On my recent run, I discovered newly dug trail “improvements” that are not that at all if you’re a slow moving biped or quadriped.

It’s a bit disheartening to see all the trail “enhancing” going on at Santiago Oaks . . . berming the curves like this does not seem like the work of equestrians or hikers, who fear the high speeds this kind of trail work encourages in the wheeled community . . .
Meanwhile, back in the city . . .

Here’s a wild hyacinth happily ringing its blue-purple bells in my back yard. Planting native plants at home in suburbia allows me to “wander” happily even on days when I can’t make it to the trails outside town.
Howard McMinn manzanita, you are one handsome plant!

Back-yard manzanita: after killing a few of these, I have found the “secret” — plant on a mound with decomposed granite added, and sprinkle the leaves without soaking the soil every so often on a summer’s morning.

The smooth red bark and delicate branch patterns make manzanita fabulous year ’round, even after the delicate bell-blooms fade.

Lupine love! These things re-seed so readily, I’ve been pulling them out by the handfuls to make room for some of the other (smaller) wild flowers.

Not the highest quality photo . . . it was taken through my kitchen window this morning as a flock of smooth-yet-flashy cedar waxwings descended upon this year’s bounty crop of native toyon berries.

Just a few feet from my back door . . . having a back yard fountain does wonders for attracting both resident and migrating birds (these cedar waxwings are just passin’ through).

Here they are doing their “restless roost” thing in the unleaved desert willow . . . cedar waxwings, always on the run . . . from . . .

. . . . neighborhood cannibals like this Cooper’s hawk who zoomed over to see what all the ruckus was about. The waxwings wisely got the heck out of Dodge. It’s a bird-eat-bird world, even in the city.

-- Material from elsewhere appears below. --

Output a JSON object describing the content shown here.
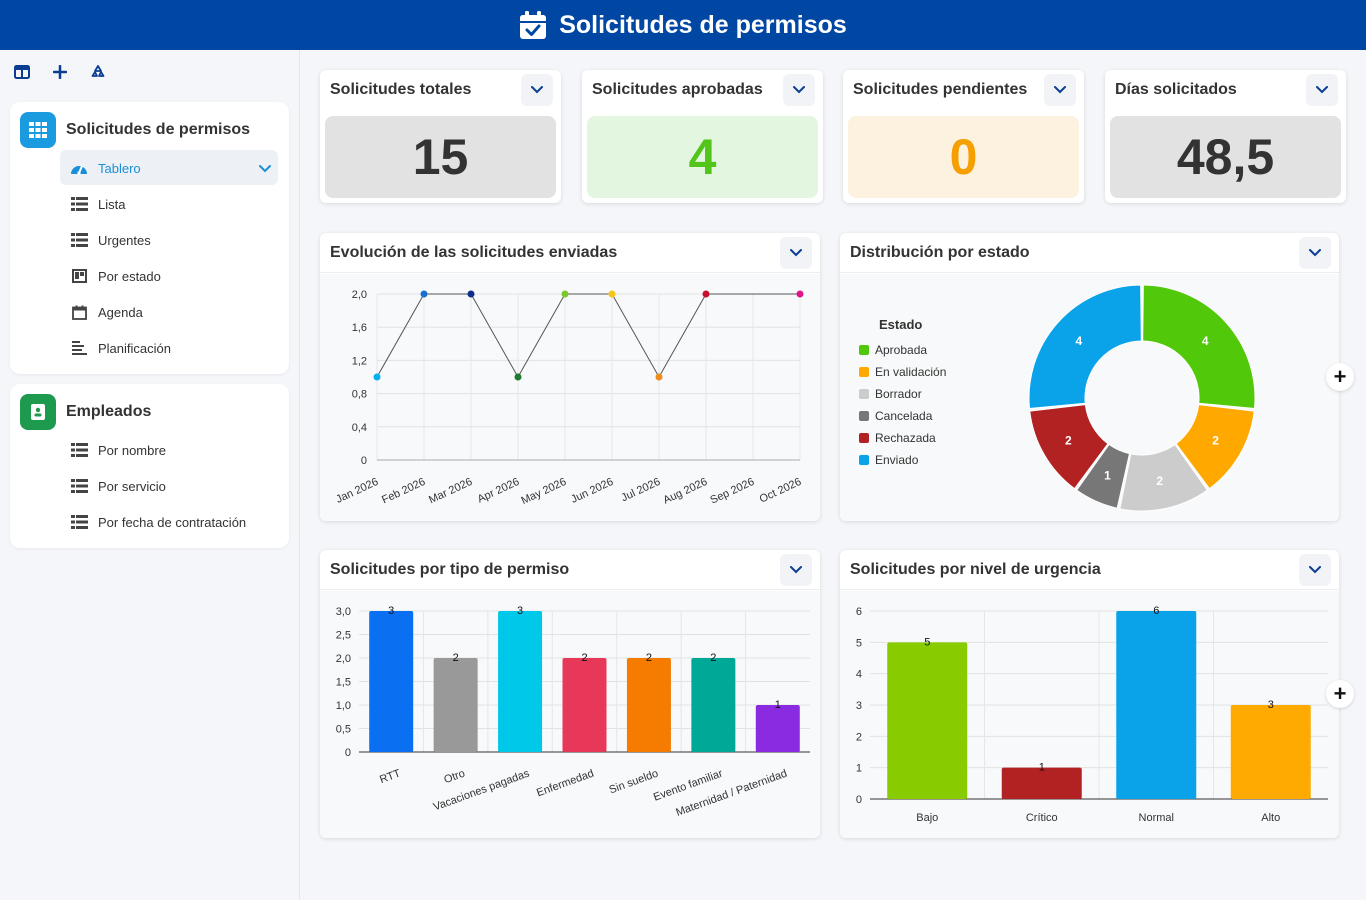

Besides being a fabulous time to trail run on sunny trails through green hills and fields of wild flowers, January in Southern California is citrus season. I raise a toast of tangerine juice . . . here’s to living in this amazing place (that is unsurprisingly jam-packed with millions of others who have discovered the charms of year-round sunshine, for better or worse).
Welcome February . . . what kind of wildflowers await?